Writing Machines is the course website for English 170L at Pomona College in Claremont, California.
Hayles
I was reading the Hayles at like 4:30 in the morning in an over-crowded, really ugly airport, so I'm not sure that any of my thoughts on her paper will make much sense, but bear with me!
I have this feeling that Hayles is trying to change the way we view the world altogether in this piece--on every page there are big claims that ring a bit like McLuhan's "the medium is the message." (Actually, doesn't her discussion on 73 about how the literatry corpus is similar to the human body, in that it "is at once a physical object and a space of representation, a body and a message", smack of McLuhan?)
A couple of pages later, I had the feeling that I was reading something of a manifesto--"... in late capitalism, durable goods yield pride of place to information," an idea that Hayles develops further, saying: "Information is not a conserved quantity. If I give you information, you have it, and I do, too. With information, the constraining factor separating the haves from the have-nots is not so much possession as access" (84)--what Hayles claims is another symptom of the shift towards the distinction between pattern and randomness vs. presence and absence.

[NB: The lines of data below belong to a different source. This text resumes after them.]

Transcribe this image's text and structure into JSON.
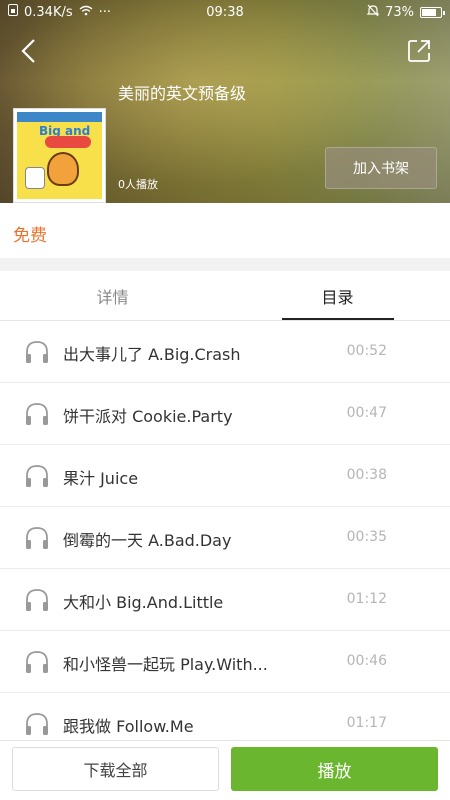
{
  "status_bar": {
    "net_speed": "0.34K/s",
    "more": "···",
    "time": "09:38",
    "battery": "73%"
  },
  "header": {
    "title": "美丽的英文预备级",
    "plays": "0人播放",
    "add_shelf_label": "加入书架",
    "cover_word": "Big and"
  },
  "price": "免费",
  "tabs": [
    {
      "label": "详情",
      "active": false
    },
    {
      "label": "目录",
      "active": true
    }
  ],
  "tracks": [
    {
      "title": "出大事儿了 A.Big.Crash",
      "duration": "00:52"
    },
    {
      "title": "饼干派对 Cookie.Party",
      "duration": "00:47"
    },
    {
      "title": "果汁 Juice",
      "duration": "00:38"
    },
    {
      "title": "倒霉的一天 A.Bad.Day",
      "duration": "00:35"
    },
    {
      "title": "大和小 Big.And.Little",
      "duration": "01:12"
    },
    {
      "title": "和小怪兽一起玩 Play.With...",
      "duration": "00:46"
    },
    {
      "title": "跟我做 Follow.Me",
      "duration": "01:17"
    }
  ],
  "bottom": {
    "download_all_label": "下载全部",
    "play_label": "播放"
  },
  "colors": {
    "accent_orange": "#e9742f",
    "play_green": "#6ab62f"
  }
}
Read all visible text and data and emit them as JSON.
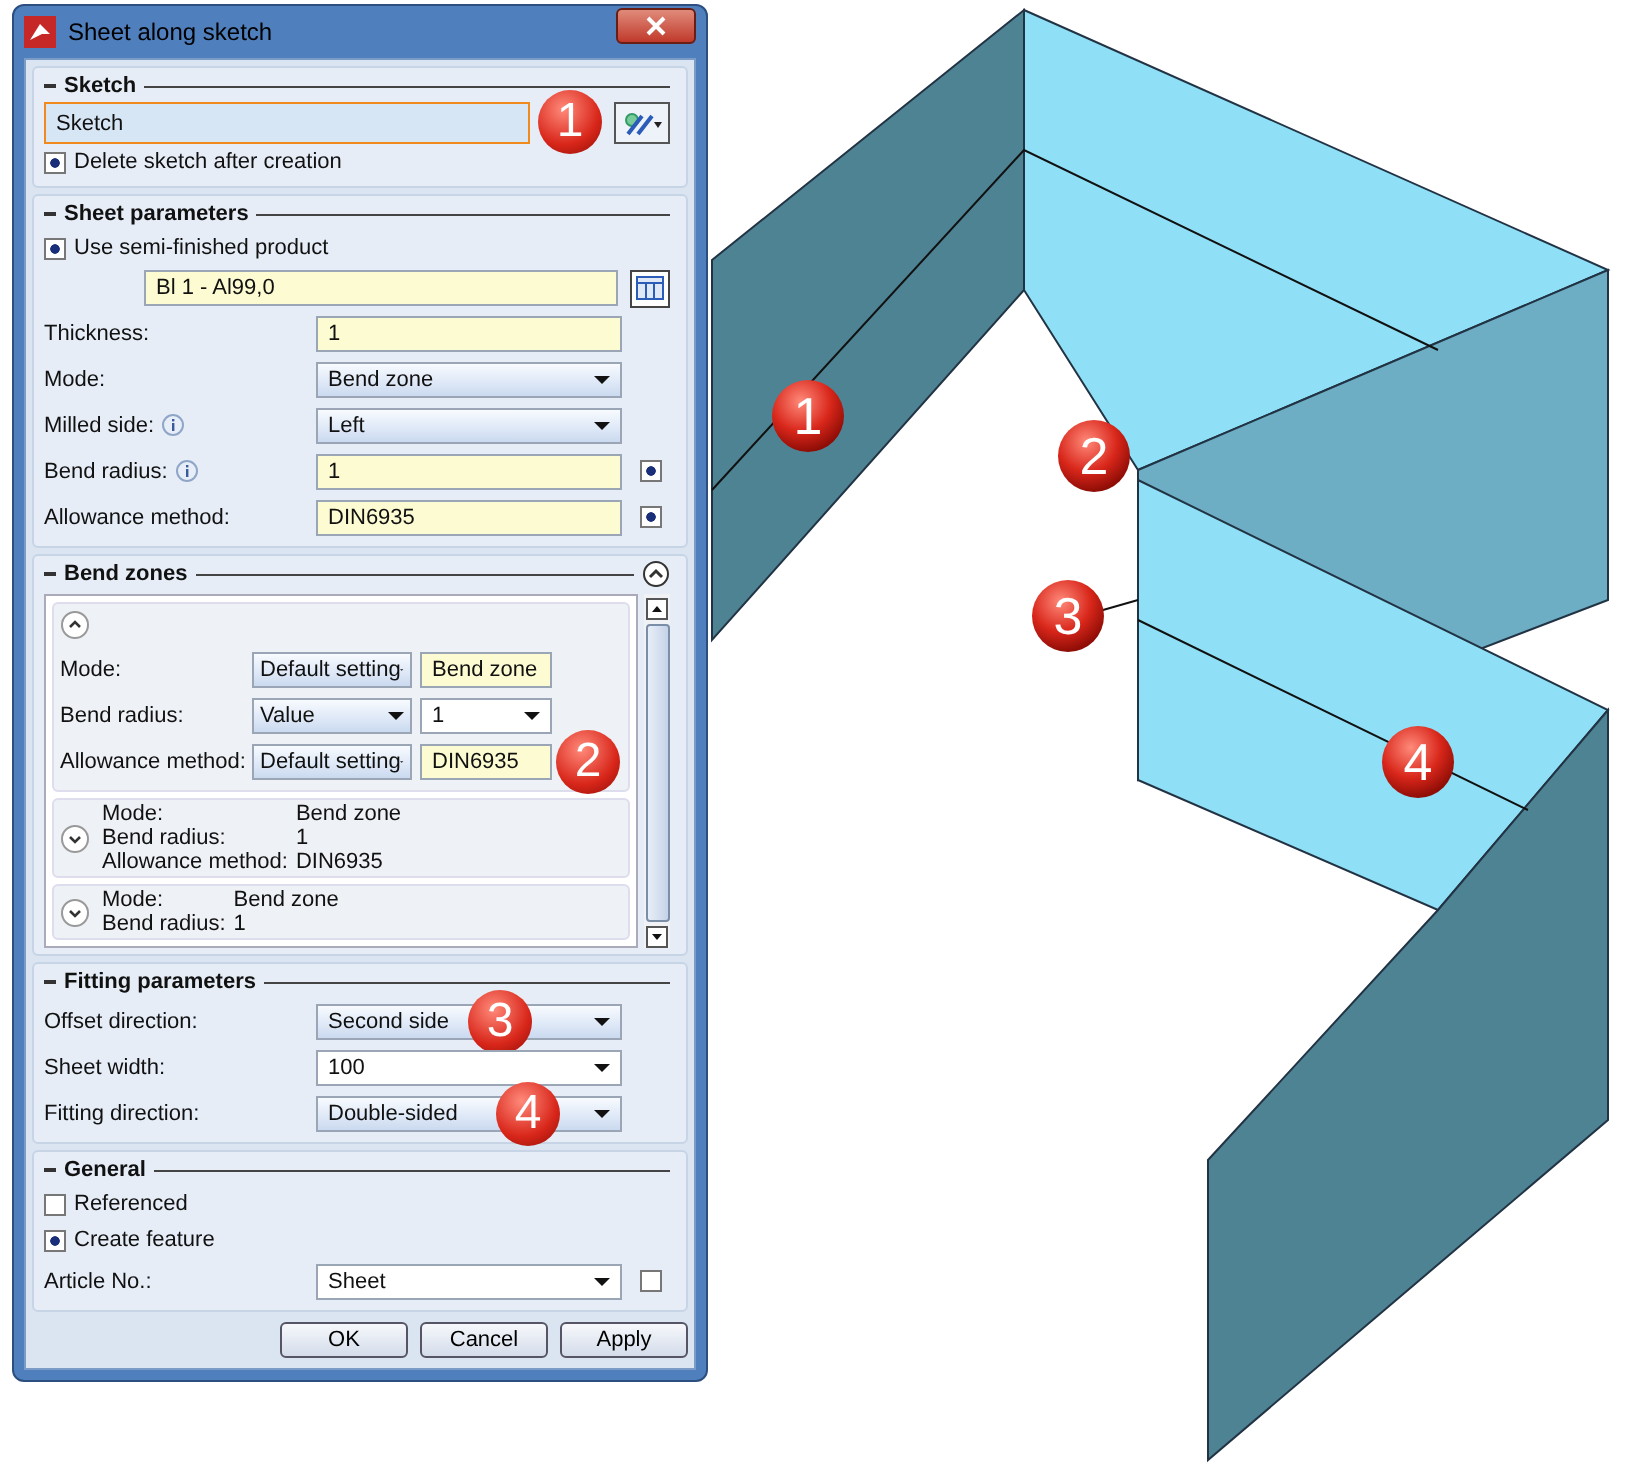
{
  "window": {
    "title": "Sheet along sketch"
  },
  "sketch": {
    "title": "Sketch",
    "field": {
      "value": "Sketch",
      "callout": "1"
    },
    "delete_after": {
      "label": "Delete sketch after creation",
      "checked": true
    }
  },
  "sheet_parameters": {
    "title": "Sheet parameters",
    "use_semi": {
      "label": "Use semi-finished product",
      "checked": true
    },
    "product": "Bl 1 - Al99,0",
    "rows": [
      {
        "label": "Thickness:",
        "kind": "field",
        "value": "1"
      },
      {
        "label": "Mode:",
        "kind": "dropdown",
        "value": "Bend zone"
      },
      {
        "label": "Milled side:",
        "info": true,
        "kind": "dropdown",
        "value": "Left"
      },
      {
        "label": "Bend radius:",
        "info": true,
        "kind": "field",
        "value": "1",
        "checked": true
      },
      {
        "label": "Allowance method:",
        "kind": "field",
        "value": "DIN6935",
        "checked": true
      }
    ]
  },
  "bend_zones": {
    "title": "Bend zones",
    "expanded_zone": {
      "rows": [
        {
          "label": "Mode:",
          "setting": "Default setting",
          "kind": "field",
          "value": "Bend zone"
        },
        {
          "label": "Bend radius:",
          "setting": "Value",
          "kind": "combo",
          "value": "1"
        },
        {
          "label": "Allowance method:",
          "setting": "Default setting",
          "kind": "field",
          "value": "DIN6935",
          "callout": "2"
        }
      ]
    },
    "collapsed_zones": [
      {
        "rows": [
          {
            "label": "Mode:",
            "value": "Bend zone"
          },
          {
            "label": "Bend radius:",
            "value": "1"
          },
          {
            "label": "Allowance method:",
            "value": "DIN6935"
          }
        ]
      },
      {
        "rows": [
          {
            "label": "Mode:",
            "value": "Bend zone"
          },
          {
            "label": "Bend radius:",
            "value": "1"
          }
        ]
      }
    ]
  },
  "fitting_parameters": {
    "title": "Fitting parameters",
    "rows": [
      {
        "label": "Offset direction:",
        "kind": "dropdown",
        "value": "Second side",
        "callout": "3"
      },
      {
        "label": "Sheet width:",
        "kind": "combo",
        "value": "100"
      },
      {
        "label": "Fitting direction:",
        "kind": "dropdown",
        "value": "Double-sided",
        "callout": "4"
      }
    ]
  },
  "general": {
    "title": "General",
    "referenced": {
      "label": "Referenced",
      "checked": false
    },
    "create_feature": {
      "label": "Create feature",
      "checked": true
    },
    "article": {
      "label": "Article No.:",
      "value": "Sheet",
      "checked": false
    }
  },
  "buttons": [
    "OK",
    "Cancel",
    "Apply"
  ],
  "diagram_callouts": [
    "1",
    "2",
    "3",
    "4"
  ]
}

So what does a society look like that is divided based upon access as opposed to possession? I have a very good idea of what society based upon possessions looks like (capitalism!), but access feels very vague to me. Is this something along the lines of Frabby's discussion about how blogging is a luxury for most of the world? That having a computer, having the freedom to post something online (let alone being literate and mildly technologically savvy) are all products of access (to technology, money, and hence education) on some level?
And, if you view information as a commodity--albeit a totally conservable one (i.e. we both can have it, and it's not depleted)--what does that change? My professors possess a supply of this commodity that the school is selling to me...? I don't know. It creeps me out a bit. I feel like it calls into question all sorts of things that I value--free, public education (can't be giving away commodites for free!), freedom of the press (can't be handing over important info so that it can be shared with just anyone!), free museums (what would an educated public look like?)...
Maybe I'm way off base, but this vision of what our world may or may not be evolving into really bothers me, and I wonder if the reason is because it has a ring of truth?